Ways to Invest in CRE
Six things to factor into your decision to invest in commercial real estate as a family enterprise.
The last decade has proven to be a golden age for Commercial Real Estate (“CRE”). If you have not yet invested in CRE, I’d certainly venture to guess that you have been approached about it. CRE is at the heart of many a dinner party conversation—from vacant land being developed into income producing property or property that already provides income yields to its investors. It captures a wide variety of assets including industrial warehouses, retail shopping centers, multi-family housing (for the purpose of this article at least), office buildings and everything in between. With this much variety, you’re likely wondering how to pursue a CRE investment, and which investment is best for you and your family.
“Buy land, they’re not making it anymore.” - Mark Twain
As a firm, i3 has underwritten billions of dollars in CRE assets across every spectrum for the families we work with, whether traditional income producing CRE or land developments in the making. We have seen many interesting CRE deals but are still often surprised by the next deal. For the families we work with, and so many others, CRE represents an opportunity for capital appreciation (because of rising rents and declining interest rates) and income yield, as CRE still outpaces yields on most government (local, state, federal) and corporate bonds. But like every golden age that came before, prices can’t go up forever. Our goal is to share with you, at least in this article, some of the vehicles available for investing. And in a second article, we’ll discuss the protection of your assets if and when the bubble bursts.

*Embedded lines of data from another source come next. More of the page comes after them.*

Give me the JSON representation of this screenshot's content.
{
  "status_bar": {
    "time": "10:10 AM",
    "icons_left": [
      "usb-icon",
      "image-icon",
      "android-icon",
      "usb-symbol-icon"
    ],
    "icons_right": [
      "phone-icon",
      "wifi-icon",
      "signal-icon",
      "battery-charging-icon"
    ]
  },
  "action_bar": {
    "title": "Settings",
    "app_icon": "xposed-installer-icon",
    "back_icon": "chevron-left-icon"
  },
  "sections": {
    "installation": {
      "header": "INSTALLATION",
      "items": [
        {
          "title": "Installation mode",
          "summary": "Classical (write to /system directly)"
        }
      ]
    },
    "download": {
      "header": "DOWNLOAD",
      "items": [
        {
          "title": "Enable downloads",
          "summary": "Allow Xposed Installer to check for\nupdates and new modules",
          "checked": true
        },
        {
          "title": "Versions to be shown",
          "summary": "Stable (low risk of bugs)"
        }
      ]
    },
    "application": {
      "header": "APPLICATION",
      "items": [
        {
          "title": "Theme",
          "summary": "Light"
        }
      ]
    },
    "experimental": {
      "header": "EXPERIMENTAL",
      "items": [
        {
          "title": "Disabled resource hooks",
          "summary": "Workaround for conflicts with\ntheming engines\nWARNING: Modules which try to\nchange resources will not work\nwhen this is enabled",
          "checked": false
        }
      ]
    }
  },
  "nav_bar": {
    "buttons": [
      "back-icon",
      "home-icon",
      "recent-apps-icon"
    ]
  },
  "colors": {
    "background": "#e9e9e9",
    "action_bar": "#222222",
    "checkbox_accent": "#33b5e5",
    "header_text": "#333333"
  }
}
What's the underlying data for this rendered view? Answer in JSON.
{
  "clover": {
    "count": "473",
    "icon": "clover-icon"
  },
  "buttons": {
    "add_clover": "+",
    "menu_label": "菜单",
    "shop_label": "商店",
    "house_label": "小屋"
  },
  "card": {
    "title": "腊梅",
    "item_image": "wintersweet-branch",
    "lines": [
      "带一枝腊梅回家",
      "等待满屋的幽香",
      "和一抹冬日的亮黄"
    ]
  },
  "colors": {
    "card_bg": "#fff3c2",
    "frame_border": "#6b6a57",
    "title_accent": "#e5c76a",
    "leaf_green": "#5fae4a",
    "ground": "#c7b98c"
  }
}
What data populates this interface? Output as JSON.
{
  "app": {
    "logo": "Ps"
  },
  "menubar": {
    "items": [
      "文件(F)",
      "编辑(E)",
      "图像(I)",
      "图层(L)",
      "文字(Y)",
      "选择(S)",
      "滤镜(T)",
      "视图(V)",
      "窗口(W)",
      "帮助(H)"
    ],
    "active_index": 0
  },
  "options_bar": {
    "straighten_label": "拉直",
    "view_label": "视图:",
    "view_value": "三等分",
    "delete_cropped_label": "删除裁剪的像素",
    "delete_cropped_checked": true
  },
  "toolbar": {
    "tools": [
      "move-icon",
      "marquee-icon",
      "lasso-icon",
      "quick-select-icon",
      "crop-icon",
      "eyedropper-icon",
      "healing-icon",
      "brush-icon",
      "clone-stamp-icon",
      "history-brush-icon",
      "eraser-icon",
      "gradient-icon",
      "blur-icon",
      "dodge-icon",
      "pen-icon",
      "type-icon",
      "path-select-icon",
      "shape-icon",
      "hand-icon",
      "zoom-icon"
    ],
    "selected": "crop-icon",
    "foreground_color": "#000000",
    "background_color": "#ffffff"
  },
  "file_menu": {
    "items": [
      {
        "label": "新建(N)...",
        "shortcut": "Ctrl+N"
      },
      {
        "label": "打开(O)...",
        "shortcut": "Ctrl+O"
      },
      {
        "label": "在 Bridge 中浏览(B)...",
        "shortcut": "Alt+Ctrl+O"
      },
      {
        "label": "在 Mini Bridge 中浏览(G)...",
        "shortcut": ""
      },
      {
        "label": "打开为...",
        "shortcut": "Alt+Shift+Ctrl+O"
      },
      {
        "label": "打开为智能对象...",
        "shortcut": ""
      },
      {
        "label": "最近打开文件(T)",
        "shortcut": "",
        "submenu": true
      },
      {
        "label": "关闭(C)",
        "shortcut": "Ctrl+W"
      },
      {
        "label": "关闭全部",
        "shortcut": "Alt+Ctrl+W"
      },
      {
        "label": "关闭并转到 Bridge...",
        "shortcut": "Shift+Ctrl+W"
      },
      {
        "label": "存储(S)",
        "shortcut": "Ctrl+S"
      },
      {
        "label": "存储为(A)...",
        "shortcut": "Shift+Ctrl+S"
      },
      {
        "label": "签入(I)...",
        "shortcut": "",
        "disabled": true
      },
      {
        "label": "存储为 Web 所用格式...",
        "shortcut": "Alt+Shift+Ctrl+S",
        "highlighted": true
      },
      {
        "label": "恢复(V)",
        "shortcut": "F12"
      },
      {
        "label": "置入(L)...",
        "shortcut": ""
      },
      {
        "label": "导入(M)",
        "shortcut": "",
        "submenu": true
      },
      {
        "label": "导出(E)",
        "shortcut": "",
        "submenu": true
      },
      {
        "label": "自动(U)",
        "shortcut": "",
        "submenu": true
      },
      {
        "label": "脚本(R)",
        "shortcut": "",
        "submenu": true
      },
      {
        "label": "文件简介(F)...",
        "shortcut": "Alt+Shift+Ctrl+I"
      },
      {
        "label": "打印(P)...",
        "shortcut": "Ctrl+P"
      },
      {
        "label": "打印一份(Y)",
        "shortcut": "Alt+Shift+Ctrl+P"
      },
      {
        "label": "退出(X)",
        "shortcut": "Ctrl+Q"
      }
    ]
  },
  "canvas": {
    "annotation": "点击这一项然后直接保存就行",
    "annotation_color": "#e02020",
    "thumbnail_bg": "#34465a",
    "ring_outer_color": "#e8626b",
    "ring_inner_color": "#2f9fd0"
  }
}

Diversifying an existing CRE portfolio or making a first-time investment into CRE starts with ‘making the decision’ to do so, which typically requires bringing all family members on board and writing an investment policy. With everyone’s blessing and a fully-formed investment policy, you will decide which investment vehicles you’ll use for CRE asset ownership. One or more of the following paths are how most families choose to participate in the ownership of CRE.
Invest In a Project
Invest in a project generally refers to a project that someone else, usually a developer (a.k.a. manager, general partner, promoter), has originated and is promoting. A project is defined as any number of things: ground up construction, existing building or re-development for any CRE asset class. In any case a developer/ promoter, with a scoped-out project, establishes a partnership business plan and is off to the races in search of capital (or equity), from a financial partner (or a “LP”, limited partner). In this scenario, your family will underwrite the people (developer/ promoter) first, with the project (a close) second. Investing in a project generally means you’ll pay fees to the developer based on two (2) variables: management and performance. Historically, this is the most common entrance into the CRE market; it offers families limited exposure to risk (equal to equity invested) and relies on the developer to manage daily operations. For more visibility and control, please see Buy It, Own It.
Be the Leader
Being the leader means that the project is entirely yours. You source, underwrite, execute, manage and report to shareholders on the asset at hand. And beyond that - you’re leading the charge on establishing the business plan and managing, promoting and developing the project. Often referred to as the General Partner (“GP”), your role as leader entails lots of work. But guess what, there’s good news. You will be compensated accordingly. This path makes the most sense for families whose relatives already work in the CRE space or perhaps just wish they did. In either scenario, to be an effective leader, or GP, it would behoove your family to gain as much visibility and control as possible on any given project. A good strategic move? invest first as a limited partner.